Chief Secretary Government of Maharashtra
- In office 1 July 2024 – 30 June 2025
- Chief Minister: Eknath Shinde; Devendra Fadnavis;
- Governor: Ramesh Bais; C. P. Radhakrishnan;
- Preceded by: Dr. Nitin Kareer
- Succeeded by: Rajesh Kumar Meena

Personal details
- Born: 15 June 1965 (age 60)
- Spouse: Manoj Saunik
- Children: 1
- Alma mater: Harvard University
- Occupation: IAS officer, Civil servant
- Website: LinkedIn

= Sujata Saunik =

Indian civil servant

Sujata Manoj Saunik (born 15 June 1965) is a retired 1987-batch Indian Administrative Service officer who served as Chief Secretary of the Government of Maharashtra.

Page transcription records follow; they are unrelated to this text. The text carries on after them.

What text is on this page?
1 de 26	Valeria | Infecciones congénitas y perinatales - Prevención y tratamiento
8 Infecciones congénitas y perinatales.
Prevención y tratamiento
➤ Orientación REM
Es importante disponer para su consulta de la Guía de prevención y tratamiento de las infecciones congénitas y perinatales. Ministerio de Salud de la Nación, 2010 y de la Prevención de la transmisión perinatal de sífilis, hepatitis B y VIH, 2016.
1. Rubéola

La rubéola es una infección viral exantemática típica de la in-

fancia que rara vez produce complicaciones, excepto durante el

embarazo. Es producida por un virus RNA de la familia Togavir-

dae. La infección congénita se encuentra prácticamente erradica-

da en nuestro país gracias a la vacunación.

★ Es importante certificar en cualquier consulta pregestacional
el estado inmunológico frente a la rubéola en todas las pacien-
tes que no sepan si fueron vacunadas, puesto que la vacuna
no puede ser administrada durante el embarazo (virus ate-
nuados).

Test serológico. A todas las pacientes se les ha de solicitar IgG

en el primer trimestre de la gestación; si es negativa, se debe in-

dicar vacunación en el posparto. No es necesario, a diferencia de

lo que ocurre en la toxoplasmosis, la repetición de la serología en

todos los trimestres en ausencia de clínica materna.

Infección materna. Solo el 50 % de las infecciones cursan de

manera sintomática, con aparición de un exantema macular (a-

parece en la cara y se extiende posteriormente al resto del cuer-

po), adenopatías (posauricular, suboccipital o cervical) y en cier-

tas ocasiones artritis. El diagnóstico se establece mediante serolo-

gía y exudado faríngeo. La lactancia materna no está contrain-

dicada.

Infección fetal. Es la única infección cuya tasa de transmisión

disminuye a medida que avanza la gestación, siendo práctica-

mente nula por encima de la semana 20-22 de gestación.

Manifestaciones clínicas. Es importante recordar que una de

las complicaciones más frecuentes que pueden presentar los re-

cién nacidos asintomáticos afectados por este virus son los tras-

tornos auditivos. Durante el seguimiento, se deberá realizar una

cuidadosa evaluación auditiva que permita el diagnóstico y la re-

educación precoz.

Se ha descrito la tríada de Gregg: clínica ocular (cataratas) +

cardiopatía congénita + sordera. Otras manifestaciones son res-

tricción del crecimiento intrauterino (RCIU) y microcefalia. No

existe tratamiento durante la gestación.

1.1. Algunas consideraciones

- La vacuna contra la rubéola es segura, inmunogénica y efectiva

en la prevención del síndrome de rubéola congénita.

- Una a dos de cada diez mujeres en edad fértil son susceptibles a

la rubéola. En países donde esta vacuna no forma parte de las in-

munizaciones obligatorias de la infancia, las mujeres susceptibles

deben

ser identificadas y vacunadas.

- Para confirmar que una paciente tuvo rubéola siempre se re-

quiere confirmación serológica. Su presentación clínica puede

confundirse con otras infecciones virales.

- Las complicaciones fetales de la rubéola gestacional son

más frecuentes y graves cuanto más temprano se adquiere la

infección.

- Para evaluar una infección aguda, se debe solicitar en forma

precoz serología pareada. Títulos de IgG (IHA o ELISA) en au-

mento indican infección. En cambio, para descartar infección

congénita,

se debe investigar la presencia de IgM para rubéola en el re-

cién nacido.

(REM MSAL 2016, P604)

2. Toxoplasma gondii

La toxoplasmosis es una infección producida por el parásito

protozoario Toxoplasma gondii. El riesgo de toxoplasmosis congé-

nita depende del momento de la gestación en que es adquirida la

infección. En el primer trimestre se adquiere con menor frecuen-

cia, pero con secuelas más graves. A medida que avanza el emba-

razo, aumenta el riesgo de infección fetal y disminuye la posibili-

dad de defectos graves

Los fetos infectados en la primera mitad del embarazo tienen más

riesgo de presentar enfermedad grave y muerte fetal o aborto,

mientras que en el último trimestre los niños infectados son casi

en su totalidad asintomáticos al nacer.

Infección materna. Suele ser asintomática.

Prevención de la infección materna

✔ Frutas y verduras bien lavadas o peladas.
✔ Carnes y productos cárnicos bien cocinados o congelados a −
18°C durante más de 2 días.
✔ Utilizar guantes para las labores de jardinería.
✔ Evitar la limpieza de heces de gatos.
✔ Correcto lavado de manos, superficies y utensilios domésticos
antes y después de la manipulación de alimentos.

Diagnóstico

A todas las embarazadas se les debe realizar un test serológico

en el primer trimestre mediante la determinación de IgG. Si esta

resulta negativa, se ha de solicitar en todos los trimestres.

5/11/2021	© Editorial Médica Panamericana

Saunik was the Additional Chief Secretary of Administrative Innovation, Excellence and Good Governance Department, Home Department, Ministry of Skill Development and Entrepreneurship (Maharashtra) and was also the Principal Secretary of Public Health and Financial Reform in the state of Maharashtra.

Between 2000 and 2006, Saunik worked at the United Nations Interim Administration Mission in Kosovo.

She served as the first woman to be appointed to the post of Chief Secretary in the Maharashtra Government. In August 2024, there were reports that she was being forced out of the post.